Darren Clarke, the 2011 British Open champion, started well before a double bogey at the 12th halted his run. The Irishman, who has slumped to 295th in the world, finished at even par.
Padraig Harrington struggled and claimed just one birdie along with five bogeys as he finished on four-over-par.
Only Avery of the leaders played in the morning, when chilly temperatures and a biting northerly wind made birdies hard to come by.
"This morning you couldn't feel your hands," Avery told reporters after closing with three birdies in his final four holes.
"The wind was so brutal. I hit it pretty solid all day, stayed patient and rolled in a few putts. I would have been satisfied with two over today. It was a good day."
Only seven of the 25 competitors under par played in the morning.
"I knew it was going to be brutal this morning. We got lucky with the later tee time, the warmest part of the day," said Perez, who teed off at 12.30pm.
"We got some good weather and I was able to take advantage of some of the harder holes."
Lee, who played in the final group, got to four-under before falling back into a tie for the lead with a bogey at his 15th hole, the lone blemish on his card.

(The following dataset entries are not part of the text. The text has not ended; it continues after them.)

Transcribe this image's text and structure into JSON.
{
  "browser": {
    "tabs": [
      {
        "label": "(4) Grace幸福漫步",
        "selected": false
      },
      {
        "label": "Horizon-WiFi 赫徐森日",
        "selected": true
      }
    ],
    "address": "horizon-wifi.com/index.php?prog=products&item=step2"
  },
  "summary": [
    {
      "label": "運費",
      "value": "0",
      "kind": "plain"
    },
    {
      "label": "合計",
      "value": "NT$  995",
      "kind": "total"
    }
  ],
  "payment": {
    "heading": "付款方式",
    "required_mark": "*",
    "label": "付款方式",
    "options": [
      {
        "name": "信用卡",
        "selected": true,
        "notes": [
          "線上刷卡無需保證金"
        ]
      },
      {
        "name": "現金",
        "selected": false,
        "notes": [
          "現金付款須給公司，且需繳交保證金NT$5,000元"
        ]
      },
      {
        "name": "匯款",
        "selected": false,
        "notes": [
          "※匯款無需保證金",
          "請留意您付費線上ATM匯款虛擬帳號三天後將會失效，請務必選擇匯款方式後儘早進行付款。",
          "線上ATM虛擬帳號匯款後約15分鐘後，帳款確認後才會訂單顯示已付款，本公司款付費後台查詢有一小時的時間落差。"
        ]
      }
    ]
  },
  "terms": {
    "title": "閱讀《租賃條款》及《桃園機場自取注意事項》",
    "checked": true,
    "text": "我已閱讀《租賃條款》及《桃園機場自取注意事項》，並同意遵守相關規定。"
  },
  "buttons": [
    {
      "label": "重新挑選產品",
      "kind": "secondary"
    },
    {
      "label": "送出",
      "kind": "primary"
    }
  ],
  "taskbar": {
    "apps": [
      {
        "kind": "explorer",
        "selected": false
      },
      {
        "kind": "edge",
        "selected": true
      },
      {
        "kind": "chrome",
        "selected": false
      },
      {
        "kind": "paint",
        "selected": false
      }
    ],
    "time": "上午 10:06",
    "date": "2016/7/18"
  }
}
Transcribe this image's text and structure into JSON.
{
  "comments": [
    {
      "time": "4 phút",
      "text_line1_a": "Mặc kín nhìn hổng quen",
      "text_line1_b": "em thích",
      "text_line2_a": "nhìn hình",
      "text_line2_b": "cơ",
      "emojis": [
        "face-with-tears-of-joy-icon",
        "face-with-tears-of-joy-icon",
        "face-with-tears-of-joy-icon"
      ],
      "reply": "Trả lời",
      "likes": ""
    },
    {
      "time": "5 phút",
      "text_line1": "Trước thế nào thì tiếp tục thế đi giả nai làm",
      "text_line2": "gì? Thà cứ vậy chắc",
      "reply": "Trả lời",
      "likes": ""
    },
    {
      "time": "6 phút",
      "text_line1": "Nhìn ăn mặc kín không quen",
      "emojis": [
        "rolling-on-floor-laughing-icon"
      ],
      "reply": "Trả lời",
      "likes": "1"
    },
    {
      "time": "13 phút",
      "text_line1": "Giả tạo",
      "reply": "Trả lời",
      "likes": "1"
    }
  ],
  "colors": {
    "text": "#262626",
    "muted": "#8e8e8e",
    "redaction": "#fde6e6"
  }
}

South Korean-born Lee was widely considered a 'sure thing' after becoming the youngest player to win the U.S. Amateur Championship at 18. He also beat a strong professional field to win the Johnnie Walker Classic in Australia in 2009.
But after a promising start to his professional career, Lee faltered and it was not until the Puerto Rico Open last week that the 23-year-old finally threatened to win a PGA Tour event.
Big-hitting Belgian Nicolas Colsaerts, among a large group one stroke from the lead, had no complaints about the conditions.
"I like these tough courses, tough conditions, where you have to create shots all the time," he said. "I played really good all day."